E, infatti, non può non considerarsi che la documentazione offerta dal ricorrente non risulta idonea a scalfire la valutazione svolta dall’amministrazione, tenuto conto della pluralità di gravi condotte per il quale il ricorrente è stato sottoposto a procedimento penale.

Anche a non considerare, infatti, i procedimenti in cui il ricorrente è stato assolto, è provato in atti che:

- con sentenza Tribunale di Vicenza, -OMISSIS-, n. -OMISSIS- il giudice penale ha dichiarato la prescrizione del reato di cui all’art. 186, commi 1 e 2, d.lgs. n. 285/1992 (per aver guidato in stato di ebbrezza provocando un incidente stradale) sottolineando che non sussistono elementi per il proscioglimento nel merito;

- la Procura della Repubblica di Vicenza ha attestato che il procedimento iscritto al n. -OMISSIS- RGNR (per i reati di cui agli artt. 651 e 337 c.p.) è stato archiviato solamente per intervenuta prescrizione;

- la Procura della Repubblica di Vicenza ha attestato che il procedimento iscritto al n. -OMISSIS- RGNR (per i reati di cui agli artt. 337 c.p. e 6, d.lgs. n. 286/1998) è stato archiviato solamente per intervenuta prescrizione.

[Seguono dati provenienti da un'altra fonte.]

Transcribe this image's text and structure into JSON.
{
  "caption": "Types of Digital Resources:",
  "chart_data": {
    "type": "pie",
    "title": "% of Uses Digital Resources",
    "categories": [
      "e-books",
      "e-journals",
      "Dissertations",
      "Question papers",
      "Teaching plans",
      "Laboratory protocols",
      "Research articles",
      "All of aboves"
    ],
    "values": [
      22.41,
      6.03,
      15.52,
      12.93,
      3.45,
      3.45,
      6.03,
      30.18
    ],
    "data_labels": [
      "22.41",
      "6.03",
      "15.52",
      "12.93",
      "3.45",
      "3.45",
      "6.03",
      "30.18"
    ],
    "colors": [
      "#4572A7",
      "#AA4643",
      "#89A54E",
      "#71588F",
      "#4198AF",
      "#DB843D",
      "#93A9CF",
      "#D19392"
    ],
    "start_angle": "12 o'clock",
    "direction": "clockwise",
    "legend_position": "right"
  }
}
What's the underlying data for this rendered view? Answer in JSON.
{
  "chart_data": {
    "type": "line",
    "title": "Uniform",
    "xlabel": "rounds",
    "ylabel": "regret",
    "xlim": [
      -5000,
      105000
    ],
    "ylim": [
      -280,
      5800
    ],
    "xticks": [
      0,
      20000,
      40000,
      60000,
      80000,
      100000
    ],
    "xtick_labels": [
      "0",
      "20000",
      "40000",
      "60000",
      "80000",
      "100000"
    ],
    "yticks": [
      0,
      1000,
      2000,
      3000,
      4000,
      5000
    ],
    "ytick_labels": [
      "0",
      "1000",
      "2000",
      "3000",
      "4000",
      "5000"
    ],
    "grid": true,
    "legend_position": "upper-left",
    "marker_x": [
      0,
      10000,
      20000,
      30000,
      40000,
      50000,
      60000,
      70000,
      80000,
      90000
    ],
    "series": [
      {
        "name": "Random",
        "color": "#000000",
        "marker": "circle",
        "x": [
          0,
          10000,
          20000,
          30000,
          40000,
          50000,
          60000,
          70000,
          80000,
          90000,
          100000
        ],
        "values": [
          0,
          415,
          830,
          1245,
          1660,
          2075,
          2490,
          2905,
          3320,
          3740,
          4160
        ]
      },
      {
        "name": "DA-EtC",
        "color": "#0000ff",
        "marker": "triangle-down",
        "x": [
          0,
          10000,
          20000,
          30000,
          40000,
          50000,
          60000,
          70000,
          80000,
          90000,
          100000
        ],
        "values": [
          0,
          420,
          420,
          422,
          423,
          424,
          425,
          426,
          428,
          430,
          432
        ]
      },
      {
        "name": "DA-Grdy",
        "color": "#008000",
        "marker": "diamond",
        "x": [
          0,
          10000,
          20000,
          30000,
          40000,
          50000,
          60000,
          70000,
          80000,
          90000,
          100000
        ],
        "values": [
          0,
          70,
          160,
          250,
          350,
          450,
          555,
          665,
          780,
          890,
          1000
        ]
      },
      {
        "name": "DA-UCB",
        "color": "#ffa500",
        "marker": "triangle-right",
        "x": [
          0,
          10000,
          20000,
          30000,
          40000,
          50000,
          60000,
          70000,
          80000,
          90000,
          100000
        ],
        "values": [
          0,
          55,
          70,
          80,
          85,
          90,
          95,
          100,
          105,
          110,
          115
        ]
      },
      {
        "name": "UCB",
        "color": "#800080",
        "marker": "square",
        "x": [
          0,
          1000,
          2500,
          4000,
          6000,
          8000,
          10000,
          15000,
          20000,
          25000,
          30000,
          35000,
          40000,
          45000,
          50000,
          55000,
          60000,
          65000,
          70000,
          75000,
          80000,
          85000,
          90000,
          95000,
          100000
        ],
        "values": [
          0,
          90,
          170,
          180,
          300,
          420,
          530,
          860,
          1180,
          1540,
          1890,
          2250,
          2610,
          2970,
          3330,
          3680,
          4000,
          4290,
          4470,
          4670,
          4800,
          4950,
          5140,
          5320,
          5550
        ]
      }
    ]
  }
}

Il coinvolgimento dell’istante in tali procedimenti penali – senza che sia stata fornita prova alcuna della sua estraneità ai fatti – è stato ragionevolmente considerato dalla p.a. indice di una non compiuta integrazione del ricorrente nella comunità nazionale, tenuto conto che:

- le condotte di cui alle superiori vicende penali (una delle quali, la guida in stato di ebbrezza, posta in essere appena tre anni prima della domanda di concessione di cittadinanza) costituiscono elementi di sicuro rilievo nell’ambito del giudizio tipico del procedimento di concessione della cittadinanza (cfr. – con riferimento alla guida in stato di ebbrezza – Tar Lazio, V- bis , 8 luglio 2022, n. 9355 e – con riferimento alla resistenza a pubblico ufficiale – Tar Lazio, II- quater , 2 febbraio 2015, n. 1833);

- è irrilevante che il ricorrente non sia stato condannato per le condotte poste in essere a causa dell’intervenuta prescrizione poiché è noto che « le valutazioni finalizzate all’accertamento di una responsabilità penale si pongono su di un piano del tutto diverso ed autonomo rispetto alla valutazione del medesimo fatto ai fini dell'adozione di un provvedimento amministrativo;
da ciò deriva la possibilità che le risultanze fattuali oggetto della vicenda penale possono valutarsi negativamente, sul piano amministrativo, anche a prescindere dagli esiti processuali
» (cfr. Tar Lazio, V- bis , 15 marzo 2022, n. 2943) e che, quindi, anche in caso di intervenuta prescrizione, « il comportamento del ricorrente, valutato come fatto storico può ragionevolmente essere considerato come indicativo di una personalità non incline al rispetto delle norme penali e delle regole di civile convivenza e, come tale, giustificare il diniego del rilascio della cittadinanza italiana » (cfr. ex multis Tar Lazio, V- bis , 13 giugno 2022, n. 7815).

17. Per tutto quanto sopra illustrato, il ricorso è infondato e deve essere rigettato.

18. Le spese processuali – liquidate nella misura indicata nel dispositivo – seguono la soccombenza.